« Oser le progrès. » Le programme est ambitieux, pour le nouveau chancelier allemand Olaf Scholz, qui prend ses fonctions ce mercredi 8 décembre. Le titre du contrat de coalition, que le social-démocrate partage avec les Verts et les Libéraux, fait référence à la formule de Willy Brandt « Nous voulons oser plus de démocratie ». Son contenu – 177 pages – est un appel à la modernisation, voire au changement d’ère, face aux défis sanitaires et climatiques. Une certaine idée de l’Allemagne, pourrait-on dire. Berlin reprend l’initiative, après seize années marquées par le consensus, le pragmatisme et la gestion de crise d’Angela Merkel. Peu amatrice de doctrines, elle se rapprochait davantage d’un Helmut Schmidt qui estimait que les « visions », fussent-elles politiques, méritent consultation chez le médecin.
Voilà de quoi bousculer la France qui avait pris l’habitude d’affirmer ses profondes convictions sans attendre la réponse du partenaire allemand. En 2017, Emmanuel Macron prononçait à la Sorbonne son grand discours sur l’Europe, quand l’Allemagne était à la peine pour former son quatrième gouvernement Merkel. En ce mois de décembre 2021, la situation est inversée. C’est l’Allemagne qui s’invite dans la campagne présidentielle française, avec des partis pris très tranchés – parfois iconoclastes – sur toutes sortes de sujets.
Bien des positions laissent entendre un rapprochement, un mois avant que la France n’assure la présidence tournante de l’UE. Elles sont la plupart du temps assorties d’une nuance. Oui, Berlin fait un pas vers Paris, en disant vouloir « accroître la souveraineté stratégique » de l’Europe, mais la coalition ne cite pas expressément la défense. Des convergences se dessinent en matière de fiscalité, de protection sociale, d’investissements communs, mais le retour au pacte de stabilité (que Paris voudrait réformer) ne semble pas négociable. Oui, l’accord de Paris sur le climat sera respecté, mais grâce aux énergies renouvelables, pas au nucléaire.D’autres promesses sont simplement décoiffantes, si on s’amuse à les transposer dans le débat hexagonal : une Europe fédérale, le vote à 16 ans, l’immigration ouverte, le cannabis légalisé… Les partenaires de la coalition avaient promis de se mettre en ordre de marche avant Noël. Voilà qui est fait. À la France de répondre.

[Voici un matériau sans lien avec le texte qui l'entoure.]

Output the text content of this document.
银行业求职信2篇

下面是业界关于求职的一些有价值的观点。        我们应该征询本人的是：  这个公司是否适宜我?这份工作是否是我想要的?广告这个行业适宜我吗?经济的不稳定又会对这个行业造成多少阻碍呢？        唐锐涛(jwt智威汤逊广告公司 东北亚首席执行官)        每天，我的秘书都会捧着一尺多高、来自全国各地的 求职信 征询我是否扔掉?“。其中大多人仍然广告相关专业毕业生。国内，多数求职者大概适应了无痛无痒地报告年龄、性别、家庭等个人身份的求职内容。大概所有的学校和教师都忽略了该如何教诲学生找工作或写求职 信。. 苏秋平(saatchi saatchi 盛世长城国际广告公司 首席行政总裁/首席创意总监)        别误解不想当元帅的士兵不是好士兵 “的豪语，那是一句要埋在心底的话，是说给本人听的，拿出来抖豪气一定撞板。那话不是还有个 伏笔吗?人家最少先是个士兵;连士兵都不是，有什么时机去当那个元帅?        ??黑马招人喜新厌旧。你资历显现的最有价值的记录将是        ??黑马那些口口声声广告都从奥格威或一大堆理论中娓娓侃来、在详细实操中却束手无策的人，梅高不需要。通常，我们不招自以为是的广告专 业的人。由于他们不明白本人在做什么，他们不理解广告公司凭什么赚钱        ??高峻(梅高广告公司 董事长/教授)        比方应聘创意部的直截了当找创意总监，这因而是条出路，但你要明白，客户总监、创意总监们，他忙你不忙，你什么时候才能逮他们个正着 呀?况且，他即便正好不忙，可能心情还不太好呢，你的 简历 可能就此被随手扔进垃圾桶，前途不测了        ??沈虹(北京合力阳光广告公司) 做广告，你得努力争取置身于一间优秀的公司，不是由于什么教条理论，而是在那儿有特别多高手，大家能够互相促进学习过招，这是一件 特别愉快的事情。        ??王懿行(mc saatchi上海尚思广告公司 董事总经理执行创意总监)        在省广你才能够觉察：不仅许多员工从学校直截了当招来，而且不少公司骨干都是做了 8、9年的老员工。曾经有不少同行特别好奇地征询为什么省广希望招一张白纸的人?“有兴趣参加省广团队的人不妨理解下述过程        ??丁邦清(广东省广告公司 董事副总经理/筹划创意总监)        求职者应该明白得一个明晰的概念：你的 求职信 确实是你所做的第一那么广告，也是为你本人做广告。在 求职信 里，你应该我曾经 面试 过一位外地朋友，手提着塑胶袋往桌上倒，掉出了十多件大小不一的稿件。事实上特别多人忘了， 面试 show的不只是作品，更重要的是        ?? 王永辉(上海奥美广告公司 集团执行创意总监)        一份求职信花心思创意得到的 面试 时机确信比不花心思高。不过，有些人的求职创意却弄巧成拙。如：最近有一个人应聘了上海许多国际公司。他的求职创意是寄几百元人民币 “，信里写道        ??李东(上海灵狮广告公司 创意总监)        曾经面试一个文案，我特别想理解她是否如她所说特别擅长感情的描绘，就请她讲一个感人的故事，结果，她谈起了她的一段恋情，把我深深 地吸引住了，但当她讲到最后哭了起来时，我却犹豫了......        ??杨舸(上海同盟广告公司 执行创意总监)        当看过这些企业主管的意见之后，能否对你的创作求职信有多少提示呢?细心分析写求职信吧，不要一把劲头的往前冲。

[…]Le projet de Berlin. Le nouveau gouvernement Scholz prévoit « un nouveau départ dans la politique de migration et d’intégration, comme cela convient à un pays d’immigration moderne ». Les trois nouveaux partenaires de coalition veulent faciliter l’accès à la nationalité allemande pour les enfants nés en Allemagne de parents étrangers, et élargir la possibilité de double nationalité. Berlin souhaite toujours « réduire l’immigration illégale », accélérer les rapatriements des individus sans possibilité de rester sur le territoire, mais entend faciliter le regroupement familial pour les migrants ayant reçu une protection dans le pays. En matière d’immigration économique, l’exécutif défend une politique « prévoyante et réaliste », via une loi organisant l’accueil de 400 000 personnes par an. Ces chiffres suivent les prévisions faites depuis des années. L’Allemagne, qui est en déclin démographique, manque plus encore que la France de main-d’œuvre qualifiée dans l’industrie, les services et le médical. Sur le modèle canadien, le pays pourrait bientôt se doter d’un système à points afin d’attirer les profils recherchés. La nouvelle coalition prône enfin un retour des financements publics pour les missions de sauvetage des migrants en Méditerranée.
Vu de Paris. La ligne défendue à Berlin paraît intenable dans l’Hexagone, où l’immigration est devenue le thème central du début de campagne présidentielle, avec pour mot d’ordre son contrôle. Dans le cadre de la présidence française de l’UE, Emmanuel Macron prévoit un traité d’amitié avec l’Afrique pour endiguer les départs. La candidate LR Valérie Pécresse ainsi que Marine Le Pen défendent la tenue d’un référendum dans le but de la limiter. Éric Zemmour promet l’« immigration zéro ». Un slogan auquel souscrivent quatre Français sur dix, selon des enquêtes d’opinion.